Shirak's fans are known as the Black Panthers, in honor of the panther that appears on the flag of the Bagratid dynasty. Shirak's supporters are also considered to be one of the best in Armenian football, with high match attendance and active supporters during matches. Supporters have rioted against club management when the club failed to reach desired results in the past.

==Rivalries==
Shirak's main rival is considered to be Gandzasar. This rivalry grew as both teams were the only teams in the league that weren't from Yerevan, and thus competed to be the best team from the provinces.

==Players==

===Current squad===

| No. | Pos. | Nation | Player |
|---|---|---|---|
| 2 | DF | ARM | Hovhannes Pahlevanyan |
| 3 | DF | ARM | Ruben Karagulyan |
| 4 | DF | ARM | Hamlet Mnatsakanyan |
| 5 | DF | ARM | Tigran Sumbulyan |
| 6 | MF | ARM | Rafik Misakyan (captain) |
| 8 | MF | ARM | Levon Darbinyan |
| 9 | FW | ARM | Lyova Mryan |
| 11 | MF | ARM | Sergey Manukyan |
| 14 | MF | ARM | Vardan Tovmasyan |
| 15 | MF | ARM | Narek Janoyan |
| 17 | FW | ARM | Emil Papikyan |
| 18 | MF | ARM | Samvel Ghukasyan |
| 20 | MF | ARM | Rudik Mkrtchyan |

| No. | Pos. | Nation | Player |
|---|---|---|---|
| 21 | FW | CIV | Donald Kodia |
| 22 | DF | ARM | Mher Tarloyan |
| 23 | DF | ARM | Suren Tsarukyan |
| 25 | DF | ARM | Gagik Akulyan |
| 26 | DF | SRB | Aleksa Vidić |
| 28 | FW | NGA | Jesse Akila |
| 55 | GK | ARM | Lyova Karapetyan |
| 60 | DF | ARM | Tigran Karapetyan |
| 66 | MF | ARM | Vazgen Sargsyan |
| 77 | MF | RUS | Grigor Ghumashyan |
| 88 | DF | ARM | Yuri Vardanyan |
| 96 | GK | ARM | Sokrat Hovhannisyan |

===Out on loan===

| No. | Pos. | Nation | Player |
|---|---|---|---|

===Technical staff===

| Position | Name |
|---|---|
| Head coach | ARM Vardan Bichakhchyan |
| First Assistant Coach | ARM Felix Khojoyan |
| Assistant coach | ARM Hovhannes Tahmazyan |
| Goalkeepers Coach | ARM Artur Hovhannisyan |
| Team Manager | ARM Ararat Harutyunyan |
| Masseur | ARM Armen Sukiasyan |
| Translator | ARM Harutyun Harutyunyan |
| Shirak-2 Coach | ARM Tigran Davtyan |

==Institutional==

=== Executive board ===
Arman Sahakyan has been the President of Shirak since he purchased the club in 2010.

=== Staff ===
- Technical director: Georgi Matevosyan
- Sporting director: Andranik Adamyan
- Press Secretary: Arman Maloyan
- Administrator: Suren Simonyan

==Honours==

===Domestic===
====League====
- Armenian Premier League
  - Champions (4): 1992, 1994, 1999, 2012–13

====Cup====
- Armenian Cup
  - Winners (2): 2011–12, 2016–17
- Armenian Super Cup
  - Winners (6): 1997, 2000, 2003, 2013, 2017, 2023

==Other sports sections==

===Football reserves and academy===
Shirak's youth academy has produced several notable players throughout its history. Artur Petrosyan is the most prominent academy product, having a successful career in Armenia and European football.

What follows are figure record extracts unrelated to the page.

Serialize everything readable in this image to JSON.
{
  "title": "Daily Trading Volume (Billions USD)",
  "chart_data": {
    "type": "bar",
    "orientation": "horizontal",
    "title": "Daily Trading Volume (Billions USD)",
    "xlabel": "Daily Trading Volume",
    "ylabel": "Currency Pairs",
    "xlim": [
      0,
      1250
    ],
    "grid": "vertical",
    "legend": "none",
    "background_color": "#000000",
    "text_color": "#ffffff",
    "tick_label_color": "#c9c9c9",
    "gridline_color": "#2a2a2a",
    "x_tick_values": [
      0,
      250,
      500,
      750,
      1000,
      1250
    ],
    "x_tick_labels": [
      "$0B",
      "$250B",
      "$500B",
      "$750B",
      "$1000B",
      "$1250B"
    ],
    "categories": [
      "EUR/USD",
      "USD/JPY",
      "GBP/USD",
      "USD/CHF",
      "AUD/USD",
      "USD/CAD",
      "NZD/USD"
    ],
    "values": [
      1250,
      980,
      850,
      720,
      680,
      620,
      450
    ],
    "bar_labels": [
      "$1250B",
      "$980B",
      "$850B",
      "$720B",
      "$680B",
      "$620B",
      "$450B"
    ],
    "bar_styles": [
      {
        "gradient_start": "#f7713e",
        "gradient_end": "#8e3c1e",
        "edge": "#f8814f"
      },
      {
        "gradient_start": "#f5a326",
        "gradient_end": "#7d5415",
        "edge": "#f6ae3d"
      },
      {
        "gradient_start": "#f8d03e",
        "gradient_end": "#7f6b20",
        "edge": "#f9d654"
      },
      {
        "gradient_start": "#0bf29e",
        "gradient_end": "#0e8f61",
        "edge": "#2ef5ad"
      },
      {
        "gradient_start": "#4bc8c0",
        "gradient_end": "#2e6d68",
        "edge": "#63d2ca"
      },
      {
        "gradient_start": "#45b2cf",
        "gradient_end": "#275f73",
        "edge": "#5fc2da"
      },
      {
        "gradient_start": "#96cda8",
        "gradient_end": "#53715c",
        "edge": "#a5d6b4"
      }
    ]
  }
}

Shirak's reserves compete in the Armenian First League, the second division in Armenian football. The reserves are currently coached by Tigran Davtyan and also play their matches at the Gyumri City Stadium.

===Futsal===
On 8 September 2017, prior to the beginning of the 2017–18 Armenian Futsal Premier League season, Shirak Sports Club took over the Gyumri Futsal club, who were a founding member of the domestic futsal championship in Armenia which began in 1998. As a result, the futsal team was re-branded as Shirak SC Futsal.

===Basketball===
On 19 September 2017, Shirak announced the creation of a basketball team that would compete in the newly created Armenia Basketball League A.